La relation que le pouvoir entretient avec le peuple est une relation "ouranienne".

Il arrive en ce monde que des murs tombent, qu'ils s'écroulent de vieillesse. Connaissant l'entretien dont certains bénéficient et le choix de qualité qui préside à leur construction, ce sort n'a aucune raison de les épargner.

Il arrive aussi, mais c'est plus rare, qu'en tombant ces murs entraînent avec eux des vies humaines : des passants, par exemple, que la mauvaise fortune a conduit en ce lieu au moment fatidique. L'homme meurt de différentes façons, dirait-on. Certaines sont plus inaccoutumées que d'autres. Bien sûr, il aurait pu en être autrement. Mais ne dit-on pas aussi qu'il est vain de vouloir échapper à son destin... Le destin n'est-il pas justement cette chose qui s'accomplit en dépit de tous les obstacles qu'on pourrait placer en travers de son chemin.

Sans être particulièrement fataliste, voilà ce qui traverserait l'esprit de tout un chacun en apprenant la nouvelle tragique de la mort, dans la région de Sidi Bouzid, de trois jeunes suite à l'effondrement du mur de leur lycée.

Or, voilà, ce n'est absolument pas cette lecture-là que l'esprit a retenu : ni celui de l'habitant de la région, ni du Tunisien en général.

Malgré notre propension à une certaine forme de fatalisme, l'événement nous donne de lui-même un tout autre sens. Oui, il y a la négligence. Oui, le centralisme bureaucratique est de la partie qui fait de la moindre action à entreprendre un long et pénible chemin à travers les méandres de l'administration.

Même quand il s'agit de situations qui présentent les caractères de l'urgence. Oui, encore, il y a le régionalisme et ses déséquilibres en défaveur des zones de l'intérieur : ancien problème sur lequel butent les gouvernements depuis toujours... Mais, au-delà de tout ça, il y a ceci, à savoir que, pour sa préservation, le pouvoir en place tue. Il ne se contente pas de laisser mourir comme on laisse au bord du chemin : non, il assassine. Les anciens Grecs avaient exprimé la chose à travers le mythe d'Ouranos, qui dévorait ses enfants au fur et à mesure de leur naissance, de peur que l'un d'eux ne s'empare un jour du pouvoir.

Il y a différentes façons de mourir, disions-nous, et il y a aussi différentes façons de tuer.

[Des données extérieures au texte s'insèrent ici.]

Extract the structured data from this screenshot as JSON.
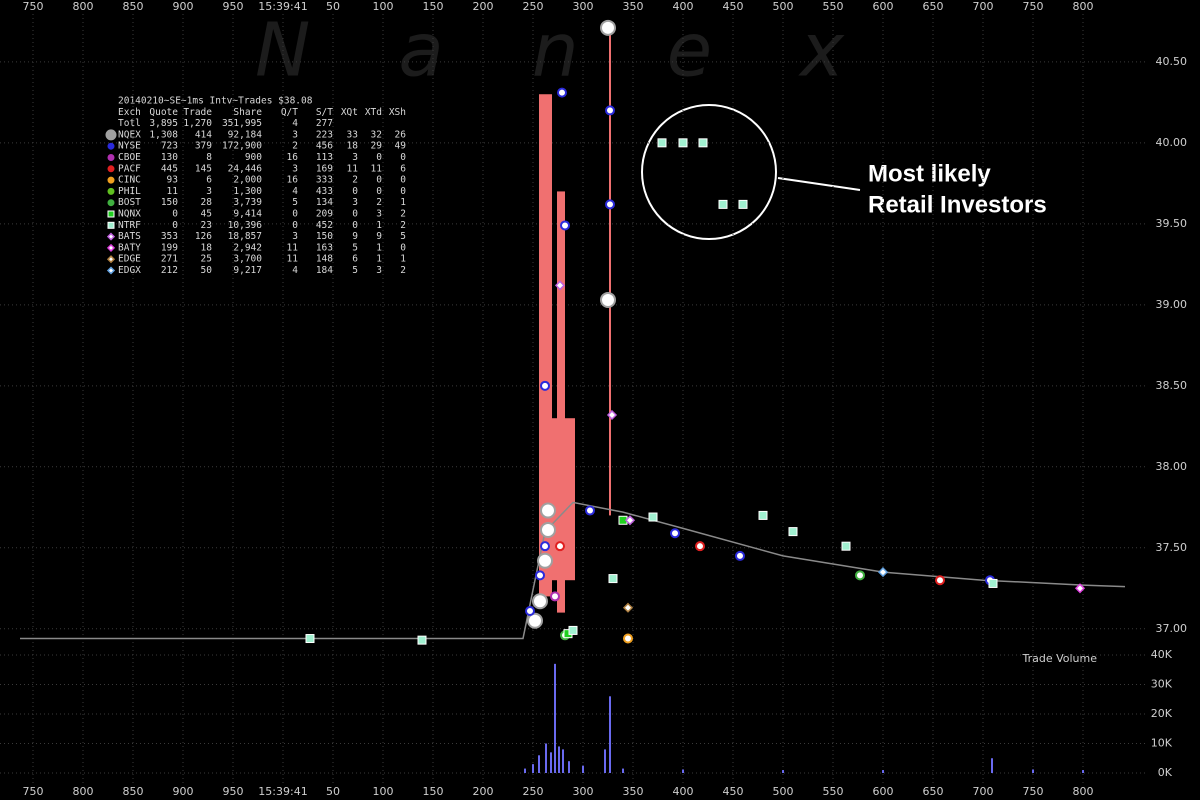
{
  "chart_data": {
    "type": "scatter",
    "title": "20140210~SE~1ms Intv~Trades $38.08",
    "watermark": "Nanex",
    "xlim": [
      717,
      1917
    ],
    "xticks": [
      750,
      800,
      850,
      900,
      950,
      {
        "value": 1000,
        "label": "15:39:41"
      },
      {
        "value": 1050,
        "label": "50"
      },
      {
        "value": 1100,
        "label": "100"
      },
      {
        "value": 1150,
        "label": "150"
      },
      {
        "value": 1200,
        "label": "200"
      },
      {
        "value": 1250,
        "label": "250"
      },
      {
        "value": 1300,
        "label": "300"
      },
      {
        "value": 1350,
        "label": "350"
      },
      {
        "value": 1400,
        "label": "400"
      },
      {
        "value": 1450,
        "label": "450"
      },
      {
        "value": 1500,
        "label": "500"
      },
      {
        "value": 1550,
        "label": "550"
      },
      {
        "value": 1600,
        "label": "600"
      },
      {
        "value": 1650,
        "label": "650"
      },
      {
        "value": 1700,
        "label": "700"
      },
      {
        "value": 1750,
        "label": "750"
      },
      {
        "value": 1800,
        "label": "800"
      }
    ],
    "ylim": [
      36.9,
      40.82
    ],
    "yticks": [
      {
        "value": 37,
        "label": "37.00"
      },
      {
        "value": 37.5,
        "label": "37.50"
      },
      {
        "value": 38,
        "label": "38.00"
      },
      {
        "value": 38.5,
        "label": "38.50"
      },
      {
        "value": 39,
        "label": "39.00"
      },
      {
        "value": 39.5,
        "label": "39.50"
      },
      {
        "value": 40,
        "label": "40.00"
      },
      {
        "value": 40.5,
        "label": "40.50"
      }
    ],
    "grid": true,
    "table_header": [
      "Exch",
      "Quote",
      "Trade",
      "Share",
      "Q/T",
      "S/T",
      "XQt",
      "XTd",
      "XSh"
    ],
    "total": [
      "Totl",
      "3,895",
      "1,270",
      "351,995",
      "4",
      "277"
    ],
    "series": [
      {
        "name": "NQEX",
        "color": "#a0a0a0",
        "marker": "circle",
        "stats": [
          "1,308",
          "414",
          "92,184",
          "3",
          "223",
          "33",
          "32",
          "26"
        ],
        "x": [
          1265,
          1265,
          1262,
          1325,
          1325,
          1257,
          1252
        ],
        "values": [
          37.73,
          37.61,
          37.42,
          40.71,
          39.03,
          37.17,
          37.05
        ]
      },
      {
        "name": "NYSE",
        "color": "#2b2bdc",
        "marker": "circle",
        "stats": [
          "723",
          "379",
          "172,900",
          "2",
          "456",
          "18",
          "29",
          "49"
        ],
        "x": [
          1279,
          1327,
          1327,
          1262,
          1282,
          1392,
          1307,
          1262,
          1257,
          1247,
          1707,
          1457
        ],
        "values": [
          40.31,
          40.2,
          39.62,
          38.5,
          39.49,
          37.59,
          37.73,
          37.51,
          37.33,
          37.11,
          37.3,
          37.45
        ]
      },
      {
        "name": "CBOE",
        "color": "#b030b0",
        "marker": "circle",
        "stats": [
          "130",
          "8",
          "900",
          "16",
          "113",
          "3",
          "0",
          "0"
        ],
        "x": [
          1272
        ],
        "values": [
          37.2
        ]
      },
      {
        "name": "PACF",
        "color": "#e02020",
        "marker": "circle",
        "stats": [
          "445",
          "145",
          "24,446",
          "3",
          "169",
          "11",
          "11",
          "6"
        ],
        "x": [
          1277,
          1417,
          1657
        ],
        "values": [
          37.51,
          37.51,
          37.3
        ]
      },
      {
        "name": "CINC",
        "color": "#f0a020",
        "marker": "circle",
        "stats": [
          "93",
          "6",
          "2,000",
          "16",
          "333",
          "2",
          "0",
          "0"
        ],
        "x": [
          1345
        ],
        "values": [
          36.94
        ]
      },
      {
        "name": "PHIL",
        "color": "#60c020",
        "marker": "circle",
        "stats": [
          "11",
          "3",
          "1,300",
          "4",
          "433",
          "0",
          "0",
          "0"
        ],
        "x": [],
        "values": []
      },
      {
        "name": "BOST",
        "color": "#40b040",
        "marker": "circle",
        "stats": [
          "150",
          "28",
          "3,739",
          "5",
          "134",
          "3",
          "2",
          "1"
        ],
        "x": [
          1282,
          1577
        ],
        "values": [
          36.96,
          37.33
        ]
      },
      {
        "name": "NQNX",
        "color": "#20d020",
        "marker": "square",
        "stats": [
          "0",
          "45",
          "9,414",
          "0",
          "209",
          "0",
          "3",
          "2"
        ],
        "x": [
          1285,
          1340
        ],
        "values": [
          36.97,
          37.67
        ]
      },
      {
        "name": "NTRF",
        "color": "#a0f0d0",
        "marker": "square",
        "stats": [
          "0",
          "23",
          "10,396",
          "0",
          "452",
          "0",
          "1",
          "2"
        ],
        "x": [
          1027,
          1139,
          1370,
          1480,
          1510,
          1563,
          1330,
          1290,
          1710,
          1379,
          1400,
          1420,
          1440,
          1460
        ],
        "values": [
          36.94,
          36.93,
          37.69,
          37.7,
          37.6,
          37.51,
          37.31,
          36.99,
          37.28,
          40.0,
          40.0,
          40.0,
          39.62,
          39.62
        ]
      },
      {
        "name": "BATS",
        "color": "#c060e0",
        "marker": "diamond",
        "stats": [
          "353",
          "126",
          "18,857",
          "3",
          "150",
          "9",
          "9",
          "5"
        ],
        "x": [
          1329,
          1277,
          1347
        ],
        "values": [
          38.32,
          39.12,
          37.67
        ]
      },
      {
        "name": "BATY",
        "color": "#e040e0",
        "marker": "diamond",
        "stats": [
          "199",
          "18",
          "2,942",
          "11",
          "163",
          "5",
          "1",
          "0"
        ],
        "x": [
          1797
        ],
        "values": [
          37.25
        ]
      },
      {
        "name": "EDGE",
        "color": "#b08040",
        "marker": "diamond",
        "stats": [
          "271",
          "25",
          "3,700",
          "11",
          "148",
          "6",
          "1",
          "1"
        ],
        "x": [
          1345
        ],
        "values": [
          37.13
        ]
      },
      {
        "name": "EDGX",
        "color": "#60a0e0",
        "marker": "diamond",
        "stats": [
          "212",
          "50",
          "9,217",
          "4",
          "184",
          "5",
          "3",
          "2"
        ],
        "x": [
          1600
        ],
        "values": [
          37.35
        ]
      }
    ],
    "price_line": {
      "color": "#8a8a8a",
      "x": [
        737,
        1240,
        1262,
        1290,
        1340,
        1400,
        1500,
        1600,
        1700,
        1800,
        1842
      ],
      "values": [
        36.94,
        36.94,
        37.6,
        37.78,
        37.72,
        37.62,
        37.45,
        37.35,
        37.3,
        37.27,
        37.26
      ]
    },
    "spread_color": "#f07070",
    "spread": [
      {
        "x0": 1256,
        "x1": 1269,
        "low": 37.2,
        "high": 40.3
      },
      {
        "x0": 1274,
        "x1": 1282,
        "low": 37.1,
        "high": 39.7
      },
      {
        "x0": 1269,
        "x1": 1292,
        "low": 37.3,
        "high": 38.3
      },
      {
        "x0": 1326,
        "x1": 1328,
        "low": 37.7,
        "high": 40.7
      }
    ],
    "volume": {
      "label": "Trade Volume",
      "color": "#6a6af0",
      "ylim": [
        0,
        40000
      ],
      "yticks": [
        {
          "value": 0,
          "label": "0K"
        },
        {
          "value": 10000,
          "label": "10K"
        },
        {
          "value": 20000,
          "label": "20K"
        },
        {
          "value": 30000,
          "label": "30K"
        },
        {
          "value": 40000,
          "label": "40K"
        }
      ],
      "x": [
        1242,
        1250,
        1256,
        1263,
        1268,
        1272,
        1276,
        1280,
        1286,
        1300,
        1322,
        1327,
        1340,
        1400,
        1500,
        1600,
        1709,
        1750,
        1800
      ],
      "values": [
        1500,
        3000,
        6000,
        10000,
        7000,
        37000,
        9000,
        8000,
        4000,
        2500,
        8000,
        26000,
        1500,
        1200,
        1000,
        1000,
        5000,
        1200,
        1000
      ]
    },
    "annotation": [
      "Most likely",
      "Retail Investors"
    ]
  }
}
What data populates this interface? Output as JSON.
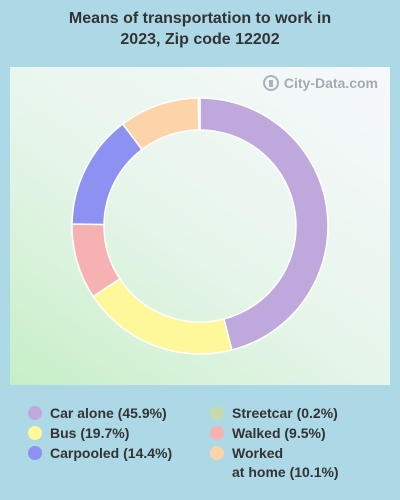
{
  "title_lines": [
    "Means of transportation to work in",
    "2023, Zip code 12202"
  ],
  "watermark": "City-Data.com",
  "chart_data": {
    "type": "pie",
    "title": "Means of transportation to work in 2023, Zip code 12202",
    "donut": true,
    "legend_placement": "bottom",
    "start_angle_deg": 0,
    "slices": [
      {
        "label": "Car alone (45.9%)",
        "value": 45.9,
        "color": "#bfa8db"
      },
      {
        "label": "Bus (19.7%)",
        "value": 19.7,
        "color": "#fef89a"
      },
      {
        "label": "Walked (9.5%)",
        "value": 9.5,
        "color": "#f6b2b2"
      },
      {
        "label": "Carpooled (14.4%)",
        "value": 14.4,
        "color": "#8d91f2"
      },
      {
        "label": "Worked\nat home (10.1%)",
        "value": 10.1,
        "color": "#fdd4a9"
      },
      {
        "label": "Streetcar (0.2%)",
        "value": 0.2,
        "color": "#c6dbad"
      }
    ],
    "legend_order_left": [
      "Car alone (45.9%)",
      "Bus (19.7%)",
      "Carpooled (14.4%)"
    ],
    "legend_order_right": [
      "Streetcar (0.2%)",
      "Walked (9.5%)",
      "Worked\nat home (10.1%)"
    ]
  }
}
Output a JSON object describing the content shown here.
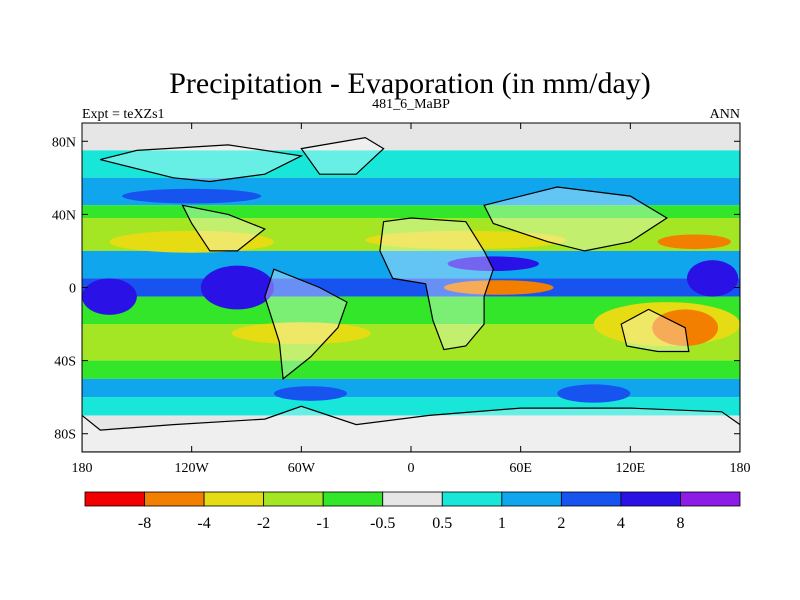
{
  "chart_data": {
    "type": "heatmap",
    "title": "Precipitation - Evaporation (in mm/day)",
    "left_label": "Expt = teXZs1",
    "center_label": "481_6_MaBP",
    "right_label": "ANN",
    "x_range": [
      -180,
      180
    ],
    "y_range": [
      -90,
      90
    ],
    "x_ticks": [
      {
        "value": -180,
        "label": "180"
      },
      {
        "value": -120,
        "label": "120W"
      },
      {
        "value": -60,
        "label": "60W"
      },
      {
        "value": 0,
        "label": "0"
      },
      {
        "value": 60,
        "label": "60E"
      },
      {
        "value": 120,
        "label": "120E"
      },
      {
        "value": 180,
        "label": "180"
      }
    ],
    "y_ticks": [
      {
        "value": 80,
        "label": "80N"
      },
      {
        "value": 40,
        "label": "40N"
      },
      {
        "value": 0,
        "label": "0"
      },
      {
        "value": -40,
        "label": "40S"
      },
      {
        "value": -80,
        "label": "80S"
      }
    ],
    "colorbar": {
      "colors": [
        "#f20000",
        "#f27f00",
        "#e6dc14",
        "#a4e623",
        "#34e62a",
        "#e6e6e6",
        "#18e6d8",
        "#0fa6ee",
        "#1753ee",
        "#2a12e6",
        "#8c1ce6"
      ],
      "labels": [
        "-8",
        "-4",
        "-2",
        "-1",
        "-0.5",
        "0.5",
        "1",
        "2",
        "4",
        "8"
      ]
    },
    "bands": [
      {
        "lat": [
          60,
          75
        ],
        "level": 6
      },
      {
        "lat": [
          45,
          60
        ],
        "level": 7
      },
      {
        "lat": [
          38,
          45
        ],
        "level": 4
      },
      {
        "lat": [
          20,
          38
        ],
        "level": 3
      },
      {
        "lat": [
          5,
          20
        ],
        "level": 7
      },
      {
        "lat": [
          -5,
          5
        ],
        "level": 8
      },
      {
        "lat": [
          -20,
          -5
        ],
        "level": 4
      },
      {
        "lat": [
          -40,
          -20
        ],
        "level": 3
      },
      {
        "lat": [
          -50,
          -40
        ],
        "level": 4
      },
      {
        "lat": [
          -60,
          -50
        ],
        "level": 7
      },
      {
        "lat": [
          -70,
          -60
        ],
        "level": 6
      }
    ],
    "patches": [
      {
        "lon": -120,
        "lat": 50,
        "rlon": 38,
        "rlat": 4,
        "level": 8
      },
      {
        "lon": -120,
        "lat": 25,
        "rlon": 45,
        "rlat": 6,
        "level": 2
      },
      {
        "lon": 30,
        "lat": 26,
        "rlon": 55,
        "rlat": 5,
        "level": 2
      },
      {
        "lon": 155,
        "lat": 25,
        "rlon": 20,
        "rlat": 4,
        "level": 1
      },
      {
        "lon": 48,
        "lat": 0,
        "rlon": 30,
        "rlat": 4,
        "level": 1
      },
      {
        "lon": 140,
        "lat": -20,
        "rlon": 40,
        "rlat": 12,
        "level": 2
      },
      {
        "lon": 150,
        "lat": -22,
        "rlon": 18,
        "rlat": 10,
        "level": 1
      },
      {
        "lon": -60,
        "lat": -25,
        "rlon": 38,
        "rlat": 6,
        "level": 2
      },
      {
        "lon": -95,
        "lat": 0,
        "rlon": 20,
        "rlat": 12,
        "level": 9
      },
      {
        "lon": -165,
        "lat": -5,
        "rlon": 15,
        "rlat": 10,
        "level": 9
      },
      {
        "lon": 45,
        "lat": 13,
        "rlon": 25,
        "rlat": 4,
        "level": 9
      },
      {
        "lon": 165,
        "lat": 5,
        "rlon": 14,
        "rlat": 10,
        "level": 9
      },
      {
        "lon": 100,
        "lat": -58,
        "rlon": 20,
        "rlat": 5,
        "level": 8
      },
      {
        "lon": -55,
        "lat": -58,
        "rlon": 20,
        "rlat": 4,
        "level": 8
      }
    ],
    "land": [
      [
        [
          -170,
          70
        ],
        [
          -130,
          60
        ],
        [
          -110,
          58
        ],
        [
          -80,
          62
        ],
        [
          -60,
          72
        ],
        [
          -100,
          78
        ],
        [
          -150,
          75
        ]
      ],
      [
        [
          -125,
          45
        ],
        [
          -100,
          40
        ],
        [
          -80,
          32
        ],
        [
          -95,
          20
        ],
        [
          -110,
          20
        ],
        [
          -120,
          35
        ]
      ],
      [
        [
          -75,
          10
        ],
        [
          -50,
          0
        ],
        [
          -35,
          -8
        ],
        [
          -40,
          -22
        ],
        [
          -55,
          -38
        ],
        [
          -70,
          -50
        ],
        [
          -72,
          -30
        ],
        [
          -80,
          -5
        ]
      ],
      [
        [
          -15,
          36
        ],
        [
          0,
          38
        ],
        [
          30,
          36
        ],
        [
          40,
          20
        ],
        [
          45,
          10
        ],
        [
          40,
          -5
        ],
        [
          40,
          -20
        ],
        [
          30,
          -32
        ],
        [
          18,
          -34
        ],
        [
          12,
          -18
        ],
        [
          8,
          2
        ],
        [
          -10,
          5
        ],
        [
          -17,
          20
        ]
      ],
      [
        [
          40,
          45
        ],
        [
          80,
          55
        ],
        [
          120,
          50
        ],
        [
          140,
          38
        ],
        [
          120,
          25
        ],
        [
          95,
          20
        ],
        [
          75,
          25
        ],
        [
          60,
          30
        ],
        [
          45,
          35
        ]
      ],
      [
        [
          115,
          -20
        ],
        [
          130,
          -12
        ],
        [
          150,
          -22
        ],
        [
          152,
          -35
        ],
        [
          135,
          -35
        ],
        [
          118,
          -32
        ]
      ],
      [
        [
          -25,
          82
        ],
        [
          -15,
          76
        ],
        [
          -30,
          62
        ],
        [
          -50,
          62
        ],
        [
          -60,
          76
        ]
      ],
      [
        [
          -180,
          -70
        ],
        [
          -180,
          -90
        ],
        [
          180,
          -90
        ],
        [
          180,
          -75
        ],
        [
          170,
          -68
        ],
        [
          120,
          -66
        ],
        [
          60,
          -66
        ],
        [
          10,
          -70
        ],
        [
          -30,
          -75
        ],
        [
          -60,
          -65
        ],
        [
          -80,
          -72
        ],
        [
          -130,
          -75
        ],
        [
          -170,
          -78
        ]
      ]
    ]
  }
}
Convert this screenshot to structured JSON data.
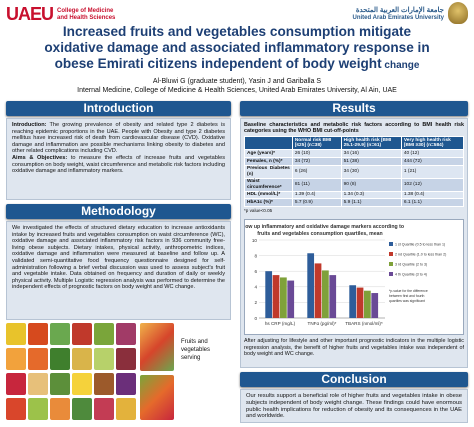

L'une d'entre elles est de rétrécir les horizons, de museler la parole, de faire prévaloir la peur, bref d'inoculer doucement dans la vie des gens ce sentiment de désespoir qui les fait aller d'eux-mêmes à la mort sans crier gare... Un vieux mur achève alors le travail.

Voilà ce qui, sans qu'on ait besoin de trop réfléchir, s'est imposé à la vue de nos esprits. Et voilà aussi ce qui s'est confirmé à travers la stratégie d'étouffement adoptée par le pouvoir en réponse aux troubles qui ont suivi la mort des lycéens. Car cet étouffement, que chacun a pu observer à travers la mobilisation à la fois policière et médiatique, ne fait pas que tenter de circonscrire une révolte et la mater. Il révèle le fond de vérité de la relation que le pouvoir entretient avec le peuple : relation qui est du côté de la mort et non du côté de la vie : une relation "ouranienne".

Voilà pourquoi un accident tragique au fin fond du pays prend tout d'un coup une tournure politique majeure qui ébranle le pouvoir sur ses fondements.